The primary advantage of using blood-derived stem cells is that
hematological recovery following peripheral blood stem cell harvests occurs more rapidly
than that obtained with bone marrow. This significantly reduces the toxicity of high dose
chemotherapy, resulting in a reduction in the duration of hospitalization and the need for
blood products and antibiotics. In fact, the recovery after reconstitution with peripheral
stem cells is sufficiently rapid that some centers are performing transplants as
outpatients. The experience of The Institute For Transfusion
Medicine has been that neutrophil and platelet recovery using peripheral blood stem
cells harvested after cytotoxic chemotherapy and G-CSF occurs with a median time of 10 and
12 days, respectively. Recent analysis of our data further indicates that hematologic
recovery is sustained for well over two years with no signs of graft failure. The
successful use of peripheral blood stem cells for autologous transplants has recently been
extended to allogeneic transplantation with very promising early results.
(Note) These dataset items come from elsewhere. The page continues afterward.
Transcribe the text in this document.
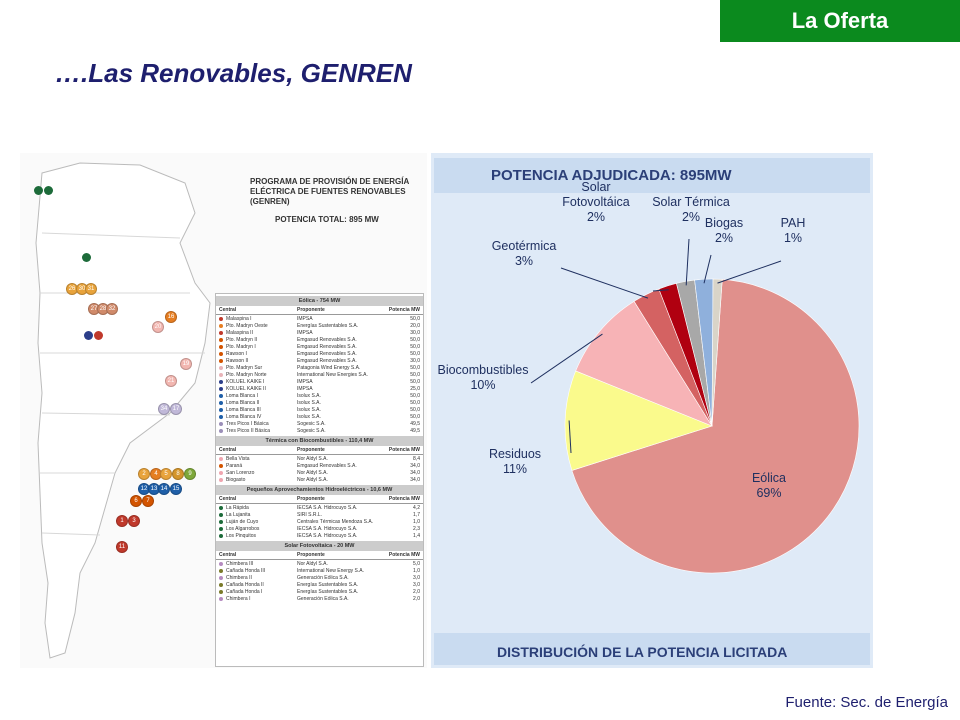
La Oferta
….Las Renovables, GENREN
PROGRAMA DE PROVISIÓN DE ENERGÍA ELÉCTRICA DE FUENTES RENOVABLES (GENREN)
POTENCIA TOTAL: 895 MW
26 30 31
27 28 32
20
16
19
21
34 17
2	4	5	8	9
12 13 14 15
6	7
1	3
11
Eólica - 754 MW
Central	Proponente	Potencia MW
Malaspina I	IMPSA	50,0
Pto. Madryn Oeste	Energías Sustentables S.A.	20,0
Malaspina II	IMPSA	30,0
Pto. Madryn II	Emgasud Renovables S.A.	50,0
Pto. Madryn I	Emgasud Renovables S.A.	50,0
Rawson I	Emgasud Renovables S.A.	50,0
Rawson II	Emgasud Renovables S.A.	30,0
Pto. Madryn Sur	Patagonia Wind Energy S.A.	50,0
Pto. Madryn Norte	International New Energies S.A.	50,0
KOLUEL KAIKE I	IMPSA	50,0
KOLUEL KAIKE II	IMPSA	25,0
Loma Blanca I	Isolux S.A.	50,0
Loma Blanca II	Isolux S.A.	50,0
Loma Blanca III	Isolux S.A.	50,0
Loma Blanca IV	Isolux S.A.	50,0
Tres Picos I Básica	Sogesic S.A.	49,5
Tres Picos II Básica	Sogesic S.A.	49,5
Térmica con Biocombustibles - 110,4 MW
Central	Proponente	Potencia MW
Bella Vista	Nor Aldyl S.A.	8,4
Paraná	Emgasud Renovables S.A.	34,0
San Lorenzo	Nor Aldyl S.A.	34,0
Biogasto	Nor Aldyl S.A.	34,0
Pequeños Aprovechamientos Hidroeléctricos - 10,6 MW
Central	Proponente	Potencia MW
La Rápida	IECSA S.A. Hidrocuyo S.A.	4,2
La Lujanita	SIRI S.R.L.	1,7
Luján de Cuyo	Centrales Térmicas Mendoza S.A.	1,0
Los Algarrobos	IECSA S.A. Hidrocuyo S.A.	2,3
Los Pinquitos	IECSA S.A. Hidrocuyo S.A.	1,4
Solar Fotovoltaica - 20 MW
Central	Proponente	Potencia MW
Chimbera III	Nor Aldyl S.A.	5,0
Cañada Honda III	International New Energy S.A.	1,0
Chimbera II	Generación Eólica S.A.	3,0
Cañada Honda II	Energías Sustentables S.A.	3,0
Cañada Honda I	Energías Sustentables S.A.	2,0
Chimbera I	Generación Eólica S.A.	2,0
POTENCIA ADJUDICADA: 895MW
DISTRIBUCIÓN DE LA POTENCIA LICITADA
Eólica
69%
Residuos
11%
Biocombustibles
10%
Geotérmica
3%
Solar
Fotovoltáica
2%
Solar Térmica
2% Biogas
2%
PAH
1%
Fuente: Sec. de Energía
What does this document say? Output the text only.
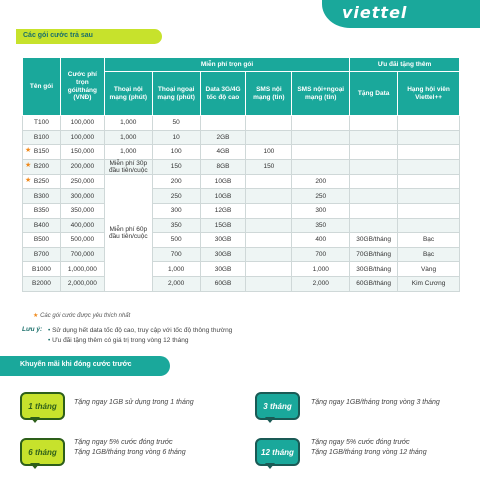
viettel
Các gói cước trả sau
Tên gói	Cước phí trọn gói/tháng (VNĐ)	Miễn phí trọn gói					Ưu đãi tặng thêm	
		Thoại nội mạng (phút)	Thoại ngoại mạng (phút)	Data 3G/4G tốc độ cao	SMS nội mạng (tin)	SMS nội+ngoại mạng (tin)	Tặng Data	Hạng hội viên Viettel++
T100	100,000	1,000	50					
B100	100,000	1,000	10	2GB				

★ B150	150,000	1,000	100	4GB	100			

★ B200	200,000	Miễn phí 30p đầu tiên/cuộc	150	8GB	150			

★ B250	250,000	Miễn phí 60p đầu tiên/cuộc	200	10GB		200		
B300	300,000		250	10GB		250		
B350	350,000		300	12GB		300		
B400	400,000		350	15GB		350		
B500	500,000		500	30GB		400	30GB/tháng	Bạc
B700	700,000		700	30GB		700	70GB/tháng	Bạc
B1000	1,000,000		1,000	30GB		1,000	30GB/tháng	Vàng
B2000	2,000,000		2,000	60GB		2,000	60GB/tháng	Kim Cương
★ Các gói cước được yêu thích nhất
Lưu ý:	• Sử dụng hết data tốc độ cao, truy cập với tốc độ thông thường
• Ưu đãi tặng thêm có giá trị trong vòng 12 tháng
Khuyến mãi khi đóng cước trước
1 tháng	Tặng ngay 1GB sử dụng trong 1 tháng	3 tháng	Tặng ngay 1GB/tháng trong vòng 3 tháng
6 tháng
Tặng ngay 5% cước đóng trước
Tặng 1GB/tháng trong vòng 6 tháng	12 tháng
Tặng ngay 5% cước đóng trước
Tặng 1GB/tháng trong vòng 12 tháng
Finally, there is a rapidly growing interest in the sue of
placental-umbilical cord blood as a source of stem cells. Investigators have shown that
the blood remaining in the placenta and cord after birth is a rich source of hematopoietic
progenitors. To date, more than 50 allogeneic transplants have been performed in infants
and children using cord blood. Studies suggest that cord blood may be particularly
enriched for the early, more primitive types of stem cells. This may account for the
hematologic reconstitution seen with the administration of fewer stem cells than those
obtained in marrow or peripheral blood harvests. Cord stem cell banks for both autologous
and allogeneic use have been established.